Gifhorns Polizei startet Sicherheitsoffensive für ältere Radfahrer und E-Scooter-Fahrer

Motorradrennen mit Fahrern mit Helmen und Text unten.

Gifhorns Polizei startet Sicherheitsoffensive für ältere Radfahrer und E-Scooter-Fahrer

Polizeiinspektion Gifhorn startet Verkehrssicherheitskampagne für ältere Radfahrer und E-Scooter-Nutzer

Die Aktion ist Teil des Safe.Mobile.Life-Aktionstags und folgt auf besorgniserregende Unfallzahlen aus dem Jahr 2025, die eine hohe Anzahl von Vorfällen mit Radfahrern über 55 Jahren im Landkreis zeigen. Die Behörden konzentrieren sich darauf, das Bewusstsein zu schärfen und Risiken für besonders gefährdete Verkehrsteilnehmer zu verringern.

Auslöser der Kampagne waren Verkehrsunfalldaten, die belegen, dass Radfahrer ab 55 Jahren häufiger in Unfälle verwickelt sind als andere Altersgruppen.

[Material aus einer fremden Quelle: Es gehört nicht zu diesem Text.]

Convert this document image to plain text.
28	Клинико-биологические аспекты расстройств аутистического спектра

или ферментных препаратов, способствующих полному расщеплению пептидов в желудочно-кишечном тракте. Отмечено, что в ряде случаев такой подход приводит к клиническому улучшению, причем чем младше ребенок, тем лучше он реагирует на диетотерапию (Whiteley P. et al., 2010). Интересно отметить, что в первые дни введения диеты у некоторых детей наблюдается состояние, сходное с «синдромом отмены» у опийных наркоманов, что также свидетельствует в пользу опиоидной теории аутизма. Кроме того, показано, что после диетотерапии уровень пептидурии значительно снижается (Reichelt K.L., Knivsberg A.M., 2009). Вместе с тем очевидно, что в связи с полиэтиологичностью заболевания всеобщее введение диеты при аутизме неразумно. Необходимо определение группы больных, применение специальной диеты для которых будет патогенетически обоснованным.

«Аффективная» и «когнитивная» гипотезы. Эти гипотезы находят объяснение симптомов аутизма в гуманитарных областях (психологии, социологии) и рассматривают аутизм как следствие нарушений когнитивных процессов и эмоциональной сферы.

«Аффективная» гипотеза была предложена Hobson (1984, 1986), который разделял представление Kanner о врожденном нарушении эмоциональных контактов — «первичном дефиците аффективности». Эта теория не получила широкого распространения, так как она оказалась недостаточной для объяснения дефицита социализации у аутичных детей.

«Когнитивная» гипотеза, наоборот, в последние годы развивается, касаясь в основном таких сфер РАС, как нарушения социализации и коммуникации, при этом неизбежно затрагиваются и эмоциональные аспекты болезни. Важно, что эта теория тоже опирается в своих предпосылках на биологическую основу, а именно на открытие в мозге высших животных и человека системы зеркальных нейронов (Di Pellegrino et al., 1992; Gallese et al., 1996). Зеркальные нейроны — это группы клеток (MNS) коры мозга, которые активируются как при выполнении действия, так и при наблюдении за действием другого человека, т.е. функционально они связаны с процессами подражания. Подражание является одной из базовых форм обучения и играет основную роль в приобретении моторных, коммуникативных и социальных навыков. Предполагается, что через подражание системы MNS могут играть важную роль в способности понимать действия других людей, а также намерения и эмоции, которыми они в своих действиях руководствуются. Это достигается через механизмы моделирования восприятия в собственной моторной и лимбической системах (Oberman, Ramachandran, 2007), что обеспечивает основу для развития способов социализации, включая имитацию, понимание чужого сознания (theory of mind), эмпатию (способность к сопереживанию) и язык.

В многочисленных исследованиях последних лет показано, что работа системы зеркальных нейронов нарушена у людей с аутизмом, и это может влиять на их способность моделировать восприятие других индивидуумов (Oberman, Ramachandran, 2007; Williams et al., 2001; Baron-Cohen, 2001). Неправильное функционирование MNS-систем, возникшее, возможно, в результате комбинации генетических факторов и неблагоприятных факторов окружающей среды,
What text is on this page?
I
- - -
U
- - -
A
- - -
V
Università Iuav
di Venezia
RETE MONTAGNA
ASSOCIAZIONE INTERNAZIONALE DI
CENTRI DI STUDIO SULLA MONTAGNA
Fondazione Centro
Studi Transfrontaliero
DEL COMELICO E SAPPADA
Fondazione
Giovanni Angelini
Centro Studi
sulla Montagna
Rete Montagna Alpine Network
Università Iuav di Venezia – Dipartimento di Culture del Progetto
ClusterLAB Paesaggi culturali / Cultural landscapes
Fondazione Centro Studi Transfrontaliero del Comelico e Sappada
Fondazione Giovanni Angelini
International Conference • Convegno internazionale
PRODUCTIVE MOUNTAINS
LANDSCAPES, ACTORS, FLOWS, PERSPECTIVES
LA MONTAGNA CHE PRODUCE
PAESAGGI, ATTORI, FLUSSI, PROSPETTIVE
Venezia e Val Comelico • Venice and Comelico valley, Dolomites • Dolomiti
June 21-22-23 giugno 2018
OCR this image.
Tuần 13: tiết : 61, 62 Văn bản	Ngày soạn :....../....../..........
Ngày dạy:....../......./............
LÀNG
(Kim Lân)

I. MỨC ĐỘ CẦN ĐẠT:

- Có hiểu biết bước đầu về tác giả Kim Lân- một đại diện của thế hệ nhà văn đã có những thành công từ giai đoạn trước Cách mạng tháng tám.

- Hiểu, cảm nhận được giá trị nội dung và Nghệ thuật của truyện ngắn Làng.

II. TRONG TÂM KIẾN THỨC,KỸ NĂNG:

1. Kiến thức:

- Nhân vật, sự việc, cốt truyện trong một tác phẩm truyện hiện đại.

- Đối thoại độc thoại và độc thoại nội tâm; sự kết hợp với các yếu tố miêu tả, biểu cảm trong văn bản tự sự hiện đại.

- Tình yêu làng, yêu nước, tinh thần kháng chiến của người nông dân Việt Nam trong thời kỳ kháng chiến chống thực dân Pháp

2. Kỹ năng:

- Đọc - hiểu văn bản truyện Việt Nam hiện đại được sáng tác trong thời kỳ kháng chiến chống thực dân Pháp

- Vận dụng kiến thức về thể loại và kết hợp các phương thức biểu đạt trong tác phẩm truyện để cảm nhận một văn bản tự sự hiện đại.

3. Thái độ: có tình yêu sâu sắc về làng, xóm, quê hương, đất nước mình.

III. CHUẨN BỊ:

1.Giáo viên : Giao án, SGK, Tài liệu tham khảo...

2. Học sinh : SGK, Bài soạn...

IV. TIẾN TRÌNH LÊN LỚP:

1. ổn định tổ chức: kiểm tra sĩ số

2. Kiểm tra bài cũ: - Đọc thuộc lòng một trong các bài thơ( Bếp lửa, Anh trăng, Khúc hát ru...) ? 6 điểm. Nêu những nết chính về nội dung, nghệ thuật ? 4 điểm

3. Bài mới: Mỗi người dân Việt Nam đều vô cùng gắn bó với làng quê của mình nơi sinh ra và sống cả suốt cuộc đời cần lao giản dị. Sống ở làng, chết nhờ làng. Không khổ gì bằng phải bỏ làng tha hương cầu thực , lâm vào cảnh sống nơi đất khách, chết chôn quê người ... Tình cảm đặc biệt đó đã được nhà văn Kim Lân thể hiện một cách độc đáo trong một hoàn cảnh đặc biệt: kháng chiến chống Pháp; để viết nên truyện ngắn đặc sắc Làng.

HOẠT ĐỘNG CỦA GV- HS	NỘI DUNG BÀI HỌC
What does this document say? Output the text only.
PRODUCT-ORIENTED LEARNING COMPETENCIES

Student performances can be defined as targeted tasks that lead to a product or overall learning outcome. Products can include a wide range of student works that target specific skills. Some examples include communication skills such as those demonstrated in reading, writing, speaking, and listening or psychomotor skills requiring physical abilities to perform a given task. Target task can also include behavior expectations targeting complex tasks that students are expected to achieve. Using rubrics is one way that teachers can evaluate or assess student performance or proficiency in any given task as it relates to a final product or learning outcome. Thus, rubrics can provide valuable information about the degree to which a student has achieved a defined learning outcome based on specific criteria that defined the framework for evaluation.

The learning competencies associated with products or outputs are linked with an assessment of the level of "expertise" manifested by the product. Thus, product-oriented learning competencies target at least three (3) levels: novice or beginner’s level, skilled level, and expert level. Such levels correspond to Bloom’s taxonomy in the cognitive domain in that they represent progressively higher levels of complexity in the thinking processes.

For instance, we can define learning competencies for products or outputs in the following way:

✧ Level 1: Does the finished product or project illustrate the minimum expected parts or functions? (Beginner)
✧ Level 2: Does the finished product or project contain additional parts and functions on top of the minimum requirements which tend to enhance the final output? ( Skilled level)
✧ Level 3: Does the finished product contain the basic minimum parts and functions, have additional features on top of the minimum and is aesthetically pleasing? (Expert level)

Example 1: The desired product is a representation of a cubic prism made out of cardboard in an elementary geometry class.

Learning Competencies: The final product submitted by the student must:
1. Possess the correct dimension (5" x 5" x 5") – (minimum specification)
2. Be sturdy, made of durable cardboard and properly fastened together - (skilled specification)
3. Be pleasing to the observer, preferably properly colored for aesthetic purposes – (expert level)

Auch die zunehmende Verbreitung von E-Bikes (Pedelecs) unter Senioren könnte eine Rolle bei der steigenden Unfallzahl spielen.

An der Aktion beteiligten sich über 40 Polizeibeamte, die fast 100 Radfahrer und mehr als 50 E-Scooter-Nutzer kontrollierten. Sie gaben praktische Sicherheitstipps, erklärten rechtliche Vorschriften und betonten die Bedeutung des Helmragtens. Besonders ältere Radfahrer wurden dazu aufgefordert, Helme zu tragen, um das Risiko schwerer Verletzungen zu minimieren.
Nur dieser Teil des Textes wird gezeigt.